La dernière journée du BETIZFEST offre un programme varié, qui fonctionne par paire... ou presque. Le hardcore est toujours présent (INSURGENT et SORCERER), le brutal death fait son apparition (EMBRACE YOUR PUNISHMENT et BENIGHTED) comme les musiques doom ou stoner (WITCHORIOUS et MONKEY3). Enfin, ALCEST, aussi envoûtant qu’inclassable, clôture cette odyssée métallique.
La fête commence avec le "Northern Hardcore" d’INSURGENT, qui n’hésite pas à glisser des touches metal et emo dans ses furieuses compositions. Un drapeau palestinien orne un ampli et, d’entrée, l’imposant bassiste harangue une salle clairsemée d’un tonitruant « Bougez-vous le cul ! »... d’une efficacité relative. Si l’on passe outre l’accoutrement de Hugo – le crop top sied-il aux chanteurs de hardcore ? Vous avez trois heures pour répondre à cette question philosophique – le groupe offre une demi-heure carrée. Les morceaux s’enchaînent sans blabla dans une belle débauche d’énergie dans le sillage d’un frontman qui arpente les planches sans relâche. Un son épais, une batterie qui claque, du groove et quelques samples entre les morceaux donnent un concert réussi.
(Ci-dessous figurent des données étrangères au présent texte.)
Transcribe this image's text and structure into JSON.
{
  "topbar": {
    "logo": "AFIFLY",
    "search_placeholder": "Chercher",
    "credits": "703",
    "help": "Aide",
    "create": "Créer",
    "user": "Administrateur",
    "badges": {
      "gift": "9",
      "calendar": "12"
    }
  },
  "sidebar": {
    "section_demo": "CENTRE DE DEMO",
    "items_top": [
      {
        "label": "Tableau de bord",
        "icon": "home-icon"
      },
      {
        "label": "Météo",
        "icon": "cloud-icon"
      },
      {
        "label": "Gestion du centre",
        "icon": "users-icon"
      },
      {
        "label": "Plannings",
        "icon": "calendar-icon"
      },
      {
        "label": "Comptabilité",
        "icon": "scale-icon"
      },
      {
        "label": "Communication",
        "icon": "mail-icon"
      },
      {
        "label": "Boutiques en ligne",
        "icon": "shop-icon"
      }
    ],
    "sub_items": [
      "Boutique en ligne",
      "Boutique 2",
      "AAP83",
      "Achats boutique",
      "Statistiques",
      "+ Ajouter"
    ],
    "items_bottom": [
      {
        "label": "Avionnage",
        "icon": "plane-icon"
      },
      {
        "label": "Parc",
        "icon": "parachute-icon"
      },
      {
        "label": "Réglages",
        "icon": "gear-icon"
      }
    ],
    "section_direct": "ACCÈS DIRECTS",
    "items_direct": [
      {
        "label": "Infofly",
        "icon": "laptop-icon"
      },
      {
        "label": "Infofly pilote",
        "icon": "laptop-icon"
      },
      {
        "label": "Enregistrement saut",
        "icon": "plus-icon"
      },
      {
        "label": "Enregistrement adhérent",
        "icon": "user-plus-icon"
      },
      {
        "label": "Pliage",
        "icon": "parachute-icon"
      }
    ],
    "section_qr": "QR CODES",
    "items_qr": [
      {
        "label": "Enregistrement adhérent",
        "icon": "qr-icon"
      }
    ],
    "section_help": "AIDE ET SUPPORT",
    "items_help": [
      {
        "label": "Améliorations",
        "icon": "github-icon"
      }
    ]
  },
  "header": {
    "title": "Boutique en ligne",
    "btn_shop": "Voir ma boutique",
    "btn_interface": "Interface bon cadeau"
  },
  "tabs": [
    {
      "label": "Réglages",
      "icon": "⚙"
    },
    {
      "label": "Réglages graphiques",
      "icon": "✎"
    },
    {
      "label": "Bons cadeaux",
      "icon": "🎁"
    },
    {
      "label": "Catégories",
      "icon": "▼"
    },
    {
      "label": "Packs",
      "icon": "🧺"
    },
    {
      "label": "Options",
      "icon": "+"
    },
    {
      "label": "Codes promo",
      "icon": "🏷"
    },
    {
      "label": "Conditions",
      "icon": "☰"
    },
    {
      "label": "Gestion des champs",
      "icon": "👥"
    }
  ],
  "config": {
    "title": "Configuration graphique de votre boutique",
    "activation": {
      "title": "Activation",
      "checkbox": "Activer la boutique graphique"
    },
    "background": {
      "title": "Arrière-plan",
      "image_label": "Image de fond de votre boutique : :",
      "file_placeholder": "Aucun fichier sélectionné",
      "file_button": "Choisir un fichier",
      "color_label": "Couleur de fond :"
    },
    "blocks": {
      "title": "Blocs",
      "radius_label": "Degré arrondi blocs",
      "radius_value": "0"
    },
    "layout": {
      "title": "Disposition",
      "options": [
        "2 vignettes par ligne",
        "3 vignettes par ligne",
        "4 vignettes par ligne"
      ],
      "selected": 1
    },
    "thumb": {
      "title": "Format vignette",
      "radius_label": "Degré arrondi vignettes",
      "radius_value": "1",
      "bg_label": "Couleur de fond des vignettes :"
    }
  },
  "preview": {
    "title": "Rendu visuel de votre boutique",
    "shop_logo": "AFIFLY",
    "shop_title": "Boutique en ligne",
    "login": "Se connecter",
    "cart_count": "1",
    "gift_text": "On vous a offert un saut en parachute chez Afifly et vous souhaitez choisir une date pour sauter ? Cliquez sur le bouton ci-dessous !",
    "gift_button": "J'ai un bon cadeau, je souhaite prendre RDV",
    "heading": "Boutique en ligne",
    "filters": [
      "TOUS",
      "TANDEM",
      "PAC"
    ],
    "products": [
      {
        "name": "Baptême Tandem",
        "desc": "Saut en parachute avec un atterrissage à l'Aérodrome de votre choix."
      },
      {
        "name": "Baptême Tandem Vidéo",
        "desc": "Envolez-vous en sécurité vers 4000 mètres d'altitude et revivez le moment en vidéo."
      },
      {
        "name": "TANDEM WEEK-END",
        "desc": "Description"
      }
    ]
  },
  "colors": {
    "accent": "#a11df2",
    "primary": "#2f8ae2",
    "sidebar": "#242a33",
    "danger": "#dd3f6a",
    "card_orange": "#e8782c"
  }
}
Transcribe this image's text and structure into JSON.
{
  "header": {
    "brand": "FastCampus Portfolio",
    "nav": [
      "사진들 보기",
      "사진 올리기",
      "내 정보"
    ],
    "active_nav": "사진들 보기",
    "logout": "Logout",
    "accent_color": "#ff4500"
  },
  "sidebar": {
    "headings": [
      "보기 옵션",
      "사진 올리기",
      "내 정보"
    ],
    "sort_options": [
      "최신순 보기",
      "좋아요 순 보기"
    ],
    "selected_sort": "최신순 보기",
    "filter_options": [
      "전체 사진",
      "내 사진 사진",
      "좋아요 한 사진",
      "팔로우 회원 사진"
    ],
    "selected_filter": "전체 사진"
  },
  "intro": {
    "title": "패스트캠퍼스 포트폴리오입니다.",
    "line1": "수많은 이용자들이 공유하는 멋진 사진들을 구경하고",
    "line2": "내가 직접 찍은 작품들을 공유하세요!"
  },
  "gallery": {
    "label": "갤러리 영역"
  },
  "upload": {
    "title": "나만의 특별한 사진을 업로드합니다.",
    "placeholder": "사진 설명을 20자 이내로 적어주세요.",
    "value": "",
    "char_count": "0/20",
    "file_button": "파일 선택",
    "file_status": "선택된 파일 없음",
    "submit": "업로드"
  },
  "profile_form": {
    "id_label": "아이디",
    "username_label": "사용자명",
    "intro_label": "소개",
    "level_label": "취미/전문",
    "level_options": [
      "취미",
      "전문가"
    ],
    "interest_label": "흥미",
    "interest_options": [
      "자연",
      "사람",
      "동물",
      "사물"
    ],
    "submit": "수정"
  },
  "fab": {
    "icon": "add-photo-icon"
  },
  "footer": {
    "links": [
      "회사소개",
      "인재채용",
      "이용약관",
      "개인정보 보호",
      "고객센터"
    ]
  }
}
La violence reste nordiste, mais de Valenciennes désormais et en mode brutal death, avec EMBRACE YOUR PUNISHMENT, version française de DYING FETUS, camarade de style et de jeu de BENIGHTED – tiens, dommage que Julien Truchan ne soit pas venu pousser la chansonnette avec ses amis, lui qui apparaît sur l’album « Made Of Stone ». Si les fans du quartet s’accrochent aux barrières, le Palais des Grottes est encore loin d’être comble. Les blasts déboulent dès l’entame du set et un petit wall-of-death anime le parterre. Dans l’orgie de décibels groovy qui s’abat sur Cambrai, quelques passages plus lourds, quasi inquiétants, et parfaits pour headbanguer ("Unconquered") surgissent, comme par surprise ("Aeons Of Fire"). Ces variations sont les bienvenues. De l’ultra violence du gang émergent des tendances slam ("Oppression") et hardcore ("Worthless Hound") qui se manifestent aussi dans les différents registres utilisés par le chanteur ; ne serait-ce pas des pig squeals sur "Fear The Wolves" ?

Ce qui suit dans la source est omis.